Mathematically (working in infinite precision), that should always return True. But in floating-point (no matter how much precision is used, provided only that the precision is bounded), it’s impossible for it to always be true. In fact, counterexamples are very easy to find; like, on my box just now:

>>> math.sqrt(2)**2
2.0000000000000004

The problem is that, with finite precision, sqrt() is necessarily a many-to-one function. It squashes the domain 1..N into the range 1..sqrt(N), and with finite precision the cardinality of the domain is larger than the cardinality of the range. Therefore there must exist distinct x and y in the domain that map to the same value in the range, so there is no exact functional inverse.

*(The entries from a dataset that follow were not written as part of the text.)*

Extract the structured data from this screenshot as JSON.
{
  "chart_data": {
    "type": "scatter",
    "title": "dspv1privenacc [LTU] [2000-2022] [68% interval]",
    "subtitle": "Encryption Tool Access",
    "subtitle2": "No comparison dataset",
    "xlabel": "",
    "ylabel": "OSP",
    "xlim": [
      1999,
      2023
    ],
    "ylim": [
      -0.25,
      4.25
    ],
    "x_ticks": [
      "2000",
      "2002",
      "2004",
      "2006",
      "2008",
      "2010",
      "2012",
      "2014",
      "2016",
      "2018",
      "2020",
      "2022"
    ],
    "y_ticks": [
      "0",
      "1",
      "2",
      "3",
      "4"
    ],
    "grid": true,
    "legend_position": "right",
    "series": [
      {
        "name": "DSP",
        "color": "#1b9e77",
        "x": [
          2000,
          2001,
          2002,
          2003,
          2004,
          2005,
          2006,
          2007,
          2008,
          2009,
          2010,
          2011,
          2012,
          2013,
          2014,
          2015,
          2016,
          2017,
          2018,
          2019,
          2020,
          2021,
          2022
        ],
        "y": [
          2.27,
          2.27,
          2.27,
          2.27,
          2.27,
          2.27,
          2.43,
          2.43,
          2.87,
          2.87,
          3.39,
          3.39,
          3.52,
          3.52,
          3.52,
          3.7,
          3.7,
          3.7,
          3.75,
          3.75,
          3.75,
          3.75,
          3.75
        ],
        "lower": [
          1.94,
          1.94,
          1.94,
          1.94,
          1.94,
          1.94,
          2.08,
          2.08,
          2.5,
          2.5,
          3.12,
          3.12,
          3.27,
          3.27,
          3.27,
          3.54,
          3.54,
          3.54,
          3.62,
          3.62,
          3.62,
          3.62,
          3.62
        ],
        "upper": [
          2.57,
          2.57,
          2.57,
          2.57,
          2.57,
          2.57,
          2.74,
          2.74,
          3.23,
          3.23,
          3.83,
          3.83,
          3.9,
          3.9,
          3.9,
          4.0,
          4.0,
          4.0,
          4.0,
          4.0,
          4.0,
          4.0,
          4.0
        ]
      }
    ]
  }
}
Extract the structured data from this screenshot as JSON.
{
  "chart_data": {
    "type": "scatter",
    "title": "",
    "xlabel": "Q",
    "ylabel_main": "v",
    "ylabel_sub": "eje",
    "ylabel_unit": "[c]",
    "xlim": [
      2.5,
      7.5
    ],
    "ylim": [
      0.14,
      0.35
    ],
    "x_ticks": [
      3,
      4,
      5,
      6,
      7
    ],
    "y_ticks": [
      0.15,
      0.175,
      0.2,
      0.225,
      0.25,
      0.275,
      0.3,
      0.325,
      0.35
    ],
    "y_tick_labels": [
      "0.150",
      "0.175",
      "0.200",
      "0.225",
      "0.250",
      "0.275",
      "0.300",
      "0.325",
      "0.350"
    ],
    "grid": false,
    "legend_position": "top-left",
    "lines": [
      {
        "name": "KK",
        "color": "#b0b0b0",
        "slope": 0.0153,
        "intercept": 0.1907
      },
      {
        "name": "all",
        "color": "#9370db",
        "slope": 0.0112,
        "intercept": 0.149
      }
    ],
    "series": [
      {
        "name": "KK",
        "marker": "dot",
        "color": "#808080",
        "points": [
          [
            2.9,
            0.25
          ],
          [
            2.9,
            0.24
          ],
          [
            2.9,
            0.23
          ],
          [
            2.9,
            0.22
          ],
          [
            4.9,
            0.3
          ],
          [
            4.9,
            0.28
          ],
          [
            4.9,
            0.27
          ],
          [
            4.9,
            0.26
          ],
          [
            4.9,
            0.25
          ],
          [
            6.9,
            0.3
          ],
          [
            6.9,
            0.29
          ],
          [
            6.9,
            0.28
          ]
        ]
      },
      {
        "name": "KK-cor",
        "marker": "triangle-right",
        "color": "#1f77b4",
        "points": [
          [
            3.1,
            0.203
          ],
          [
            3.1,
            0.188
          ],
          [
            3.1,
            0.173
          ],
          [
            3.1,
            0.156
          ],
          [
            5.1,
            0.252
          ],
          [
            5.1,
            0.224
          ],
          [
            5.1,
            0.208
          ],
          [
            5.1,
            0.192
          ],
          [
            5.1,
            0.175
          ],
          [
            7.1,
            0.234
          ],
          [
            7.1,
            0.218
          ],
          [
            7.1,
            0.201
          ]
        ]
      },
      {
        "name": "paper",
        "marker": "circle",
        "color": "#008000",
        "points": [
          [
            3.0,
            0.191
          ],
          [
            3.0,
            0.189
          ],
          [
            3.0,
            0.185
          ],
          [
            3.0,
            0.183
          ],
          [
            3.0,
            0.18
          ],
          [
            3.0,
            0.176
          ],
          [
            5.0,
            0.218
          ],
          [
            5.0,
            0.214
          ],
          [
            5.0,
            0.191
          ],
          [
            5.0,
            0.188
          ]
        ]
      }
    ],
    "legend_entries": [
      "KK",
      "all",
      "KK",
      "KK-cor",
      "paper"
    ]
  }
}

Your function is more complicated than a plain sqrt, but the same principles are at work.

Answered By: Tim Peters

Yes this has to do with floating-point behavior. You can try using the decimal module

from decimal import *
data = [7, 1, 5, 1, 8, 5, 9, 8, 5, 10, 5, 8, 1, 8, 8, 8, 10, 4, 8]
data = [Decimal(x) for x in data]
print(pearson(data, data))

Note that you will need to calculate the mean and standard deviation using decimals also.

Tim Peters explained:
The decimal, by default, uses more precision than native binary floating point. Every finite-precision sqrt is necessarily a many-to-one function. For the rest: Decimal(0.5) is identical to Decimal("0.5"), because 0.5 happens to be exactly representable as a binary float. You should use sqrt() instead of **0.5, because sqrt() guarantees a correctly rounded result to full precision and ** does not.